CHAPTER XVII.
SIXTEENTH CENTURY WINDOWS.
The customary line between Gothic and Renaissance glass is drawn at about A.D. 1530. That is to say, that there are to be found examples, presumably of that date, which are still undoubtedly Gothic in character. But he would be a bold man, even for an archæologist, who dared to say precisely when the Gothic era came to an end.
Quite early in the sixteenth century the new Italian movement began to make itself felt in France, Germany, Flanders; in due course it spread to this country. Eventually it supplanted the older style; but it was only by degrees that it insinuated itself into the affections of cis-alpine craftsmen. And in stained glass, even more plainly than in wood or stone carving, is seen how gradually the new style was assimilated by the mediæval craftsmen—more quickly, of course, by the younger generation than the older—so that, concurrently with design in the quasi-Italian manner, Gothic work was still being done. Much of the earlier Renaissance work shows lingering Gothic influence. In the first quarter of the sixteenth century a great deal of glass was designed and executed by men hesitating between the old love and the new, only partially emancipated from mediæval tradition, or only imperfectly versed in the foreign style.
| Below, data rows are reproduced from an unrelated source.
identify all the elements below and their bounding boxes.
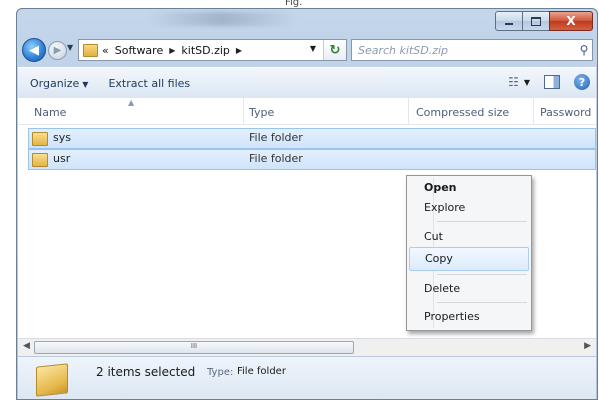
maximize-icon	[531, 16, 541, 26]
column-divider[interactable]	[533, 98, 534, 124]
breadcrumb-chevron-icon[interactable]: ▶	[169, 46, 175, 55]
breadcrumb-chevron-icon[interactable]: ▶	[236, 46, 242, 55]
menu-separator	[437, 221, 527, 222]
folder-icon	[32, 153, 48, 167]
selection-count: 2 items selected	[96, 365, 196, 379]
search-icon[interactable]: ⚲	[576, 43, 592, 57]
context-menu: Open Explore Cut Copy Delete Properties	[406, 175, 532, 331]
back-button[interactable]: ◀	[22, 38, 46, 62]
horizontal-scrollbar[interactable]: ◀ III ▶	[18, 338, 596, 356]
scroll-left-icon[interactable]: ◀	[23, 341, 30, 351]
recent-pages-dropdown[interactable]: ▼	[67, 43, 73, 52]
menu-item-explore[interactable]: Explore	[409, 197, 529, 219]
close-button[interactable]: X	[549, 11, 593, 31]
view-details-icon[interactable]: ☷	[508, 75, 519, 89]
scrollbar-thumb[interactable]: III	[34, 341, 354, 354]
chevron-down-icon: ▼	[82, 79, 89, 89]
menu-item-properties-label: Properties	[424, 310, 480, 323]
details-type-label: Type:	[207, 367, 234, 378]
menu-item-copy[interactable]: Copy	[409, 247, 529, 271]
menu-item-open-label: Open	[424, 181, 457, 194]
file-type: File folder	[249, 131, 303, 144]
refresh-button[interactable]: ↻	[323, 40, 346, 60]
file-type: File folder	[249, 152, 303, 165]
menu-item-delete-label: Delete	[424, 282, 461, 295]
column-header-password[interactable]: Password	[540, 106, 591, 119]
organize-label: Organize	[30, 76, 80, 90]
menu-separator	[437, 302, 527, 303]
minimize-icon	[505, 23, 513, 25]
command-bar: Organize ▼ Extract all files ☷ ▼ ?	[18, 67, 596, 99]
extract-all-button[interactable]: Extract all files	[108, 77, 190, 90]
folder-icon	[83, 43, 98, 57]
search-input[interactable]: Search kitSD.zip	[352, 44, 576, 57]
navigation-bar: ◀ ▶ ▼ « Software ▶ kitSD.zip ▶ ▼ ↻ Searc…	[17, 37, 597, 65]
preview-pane-icon[interactable]	[544, 75, 560, 89]
file-row-usr[interactable]: usr File folder	[28, 149, 596, 170]
scroll-right-icon[interactable]: ▶	[584, 341, 591, 351]
minimize-button[interactable]	[495, 11, 523, 31]
forward-button[interactable]: ▶	[48, 41, 67, 60]
column-header-type[interactable]: Type	[249, 106, 274, 119]
column-divider[interactable]	[243, 98, 244, 124]
breadcrumb-software[interactable]: Software	[115, 44, 164, 57]
view-controls: ☷ ▼ ?	[508, 74, 590, 90]
column-header-name[interactable]: Name	[34, 106, 66, 119]
back-arrow-icon: ◀	[29, 42, 39, 58]
sort-ascending-icon: ▲	[128, 98, 135, 107]
column-header-compressed-size[interactable]: Compressed size	[416, 106, 509, 119]
view-options-dropdown-icon[interactable]: ▼	[524, 78, 530, 87]
details-pane: 2 items selected Type: File folder	[18, 356, 596, 399]
address-dropdown-icon[interactable]: ▼	[310, 44, 316, 53]
organize-menu-button[interactable]: Organize ▼	[30, 77, 88, 90]
scrollbar-grip: III	[190, 342, 198, 350]
menu-separator	[437, 274, 527, 275]
menu-item-properties[interactable]: Properties	[409, 306, 529, 328]
menu-item-copy-label: Copy	[425, 252, 453, 265]
figure-label-text: Fig.	[285, 0, 303, 8]
help-icon[interactable]: ?	[574, 74, 590, 90]
menu-item-delete[interactable]: Delete	[409, 278, 529, 300]
title-blur-decoration	[147, 12, 297, 26]
address-bar[interactable]: « Software ▶ kitSD.zip ▶ ▼ ↻	[78, 39, 347, 61]
close-icon: X	[566, 14, 576, 28]
file-name: usr	[53, 152, 71, 165]
breadcrumb-kitsd-zip[interactable]: kitSD.zip	[181, 44, 230, 57]
window-controls: X	[495, 11, 593, 31]
menu-item-explore-label: Explore	[424, 201, 466, 214]
refresh-icon: ↻	[329, 42, 341, 58]
breadcrumb-overflow[interactable]: «	[102, 44, 109, 57]
menu-item-open[interactable]: Open	[409, 177, 529, 199]
folder-icon	[36, 363, 68, 397]
explorer-window: X ◀ ▶ ▼ « Software ▶ kitSD.zip ▶ ▼ ↻ Sea…	[16, 8, 598, 400]
menu-item-cut-label: Cut	[424, 230, 443, 243]
folder-icon	[32, 132, 48, 146]
file-name: sys	[53, 131, 71, 144]
forward-arrow-icon: ▶	[53, 45, 62, 56]
maximize-button[interactable]	[522, 11, 550, 31]
search-box[interactable]: Search kitSD.zip ⚲	[351, 39, 593, 61]
details-type-value: File folder	[237, 366, 286, 377]
menu-item-cut[interactable]: Cut	[409, 226, 529, 248]
column-header-row: ▲ Name Type Compressed size Password	[18, 98, 596, 125]
title-bar[interactable]: X	[17, 9, 597, 35]
column-divider[interactable]	[408, 98, 409, 124]
file-row-sys[interactable]: sys File folder	[28, 128, 596, 149]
There is a window at S. Nizier, at Troyes, for example, in which the details are Renaissance, but the feeling is quite Gothic. The subjects are even explained by elaborate yellow scrolls or labels inscribed in black, very much after the manner of those which form such a feature in the German Gothic work at Shrewsbury ([page 186]). Renaissance forms are traced with a hand which betrays long training in the more rigid mediæval school; and Gothic and Italian details are put together in the same composition with a naïveté which is sometimes quite charming.
You can see that the designer of the window on [page 203] was not untouched by Renaissance influence. Possibly he thought the hybrid ornament in his canopy was quite up to date.
In the glass in the nave of Cologne Cathedral the suspicion aroused by the side columns of the otherwise quite Gothic canopy on [page 191] is confirmed by definitely Renaissance forms in the ornament in the window head. Again, at the Church of S. Peter, at Cologne, is a sort of pointed canopy with ornament which looks at first like Gothic crockets, but on nearer view it is just Italian arabesque in white and stain. Apart from architectural accessories and detail of costume or ornament, to justify the attribution of the work to this or that period, it is very often difficult to give a name to early Renaissance work; the only safe refuge is in the convenient word transitional.
But for the nimbus in perspective, and the shield of arms and its little amorino supporter, it would have seemed safe to describe the “Charge to S. Peter” from S. Vincent at Rouen on [page 207] as “Gothic.”
In French glass a lingering Gothic element is noticeable at a period when Italian forms had firmly established themselves in contemporary plastic art; but, then, glass painting was not an Italian art; and, whilst wood carvers and sculptors were imported from Italy, and directly influenced the Frenchmen working with them, glass painting remained in the hands of native artists.
Before very long the Renaissance did, of course, assert itself, in glass painting as in all art, and we arrive at windows absolutely different from anything that was done in the Middle Ages. The change was in some places much more rapid than in others. Wherever there was a strong man his influence would make for or against it. But meanwhile much intermediate work was done, belonging more or less to the new school, whilst retaining very much of the character of Gothic glass.